Aquello era demasiado. No entendía que estaba pasando y dejó que el miedo se apoderara de él. Echó a correr, volviendo sobre sus pasos por aquel pasillo hasta llegar a la tienda donde había guardado al maniquí de la chaqueta. Apuntó con la linterna hacia donde había dejado la figura hacía escasos minutos. No solo no estaba allí, sino que no había ningún maniquí dentro de la tienda. “Esto tiene que ser una broma”, intentó razonar James. Si, una broma pesada. Unos críos se habían colado y, de alguna forma, le estaban tomando el pelo. Sólo podía ser eso. Se dio la vuelta hacia el pasillo por el que acababa de correr. No había nada.
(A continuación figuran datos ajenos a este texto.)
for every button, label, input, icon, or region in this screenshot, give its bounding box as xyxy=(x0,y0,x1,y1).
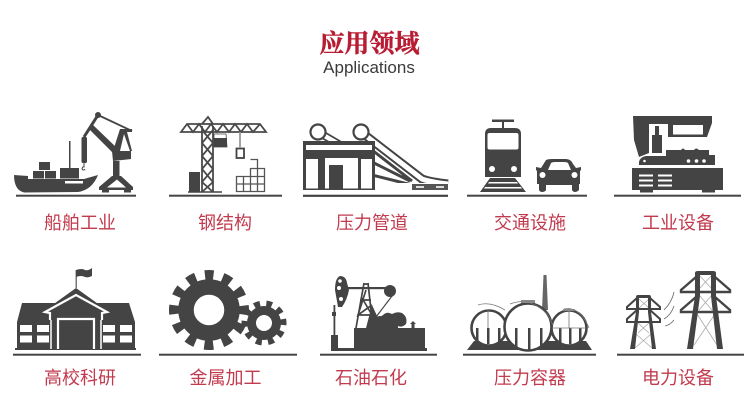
ground line xyxy=(169,195,282,197)
panel: industrial equipment xyxy=(614,116,741,233)
ground line xyxy=(303,195,448,197)
label: 船舶工业 xyxy=(44,213,116,233)
panel: pressure pipeline xyxy=(303,124,448,233)
label: 高校科研 xyxy=(44,368,116,388)
ground line xyxy=(159,354,297,356)
label: 压力容器 xyxy=(494,368,566,388)
icon: spherical tanks xyxy=(467,275,592,350)
panel: transport xyxy=(467,120,587,233)
title: Applications xyxy=(323,58,415,77)
icon: gears xyxy=(174,275,288,347)
title: 应用领域 xyxy=(319,30,420,58)
panel: pressure vessels xyxy=(463,275,596,388)
icon: ship and harbour crane xyxy=(14,112,133,192)
icon: machine tool xyxy=(632,116,723,192)
ground line xyxy=(617,354,744,356)
icon: transmission towers xyxy=(627,271,730,349)
label: 工业设备 xyxy=(642,213,714,233)
icon: pipeline station xyxy=(303,124,448,190)
icon: oil pump jack xyxy=(331,276,427,351)
panel: shipbuilding xyxy=(14,112,136,233)
panel: metal processing xyxy=(159,275,297,388)
label: 石油石化 xyxy=(335,368,407,388)
ground line xyxy=(463,354,596,356)
icon: tram and car xyxy=(480,120,581,192)
icon: tower crane xyxy=(181,117,266,192)
ground line xyxy=(467,195,587,197)
panel: steel structure xyxy=(169,117,282,233)
icon: school building xyxy=(15,268,136,350)
panel: universities xyxy=(13,268,141,388)
label: 交通设施 xyxy=(494,213,566,233)
label: 压力管道 xyxy=(336,213,408,233)
ground line xyxy=(614,195,741,197)
title xyxy=(319,30,420,77)
ground line xyxy=(16,195,136,197)
ground line xyxy=(13,354,141,356)
panel: petrochemical xyxy=(320,276,437,388)
label: 钢结构 xyxy=(198,213,252,233)
label: 电力设备 xyxy=(642,368,714,388)
ground line xyxy=(320,354,437,356)
label: 金属加工 xyxy=(190,368,262,388)
panel: power equipment xyxy=(617,271,744,388)
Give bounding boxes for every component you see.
—¡Vale, muy bien! ¡Ya nos hemos reído suficiente! —gritó hacia la oscuridad— ¡Podéis salir! ¡Ya veréis cuando vengan vuestros padres! La única respuesta que recibió fue el sonido de un trozo de plástico avanzando por el suelo. Una cabeza de plástico blanco se detuvo a sus pies. James no sabía que estaba pasando, pero no se iba a quedar allí a averiguarlo. En la planta tres estaba la sala de guardia, allí podría refugiarse de quien estuviera acechándole fuera. Llevado por el pánico, pulsó la alarma policial mientras subía las escaleras con rapidez. Al mirar tras de sí, observó una hilera de muñecos, todos en fila, bloqueando el camino que acababa de recorrer. No había vuelta atrás. Estaba tan ocupado mirando detrás de sí que no se dio cuenta de lo que tenía enfrente. Apenas llegó al final de las escaleras, tropezó con la pierna extendida de uno de los maniquíes. Estaba recto, con los brazos paralelos al torso, y la pierna derecha colocada para hacerle caer. Había avanzado tan deprisa, movido por la adrenalina, que, al caer, sus gafas salieron disparadas. Su vista se nubló. Sin embargo, su mente no le daba tregua. Estaba aterrorizado, no com-

prendía nada de lo que estaba pasando. Sólo sabía que aquellos estúpidos muñecos, unos muñecos supuestamente inanimados y aterradores, iban a por él. Lo único que podía hacer era intentar salir de ahí. Se arrastró por el suelo, tanteando en busca de las gafas, cuando notó que un peso enorme le caía sobre la pierna derecha. El crac resonó en el completo silencio del Washington Street Center, así como el alarido de James. Otro muñeco había caído sobre él y pesaba mucho, demasiado para un muñeco de plástico. Sobreponiéndose al dolor, logró liberar la pierna y ponerse de pie. Allí estaba la entrada a la sala de guardia, bloqueada por dos de aquellas estúpidas figuras. Sin sus gafas resultaban más aterradores, como fantasmas humanizados sin rostro. Miró a su alrededor y avanzó por el único camino libre, arrastrando la pierna rota. Se dio cuenta demasiado tarde de que se trataba de un callejón sin salida, el balcón en la que había estado fumando hace unos minutos, antes de que toda aquella locura comenzara. Agarró la barandilla con ambas manos. Su vista borrosa y la oscuridad hacían aquella caída mucho más larga, como si no hubiera un suelo sobre el que aterrizar. Iba a retroceder cuando, a su espalda, notó claramente el empujón de dos manos rígidas y frías. La fuerza con la que salió disparado era imposible. Sin embargo, cayó hacia aquel vacío insondable. La linterna voló de entre sus dedos. Percibió su brillo borroso como un brillo alejándose Seguía con la vista aquella luz cuando impactó contra el suelo de la planta baja del centro comercial. El dolor fue indescriptible. Sentía pinchazos por todo el cuerpo, y notaba en el interior de su cabeza algo parecido a un blub blub. Su mente se apagaba a toda velocidad, se sentía morir. Y lo último que pudo ver antes de que la oscuridad lo tragara fue una figura blanca ante él, vestida únicamente con una chaqueta marrón, inmóvil y recta, con los brazos en paralelo.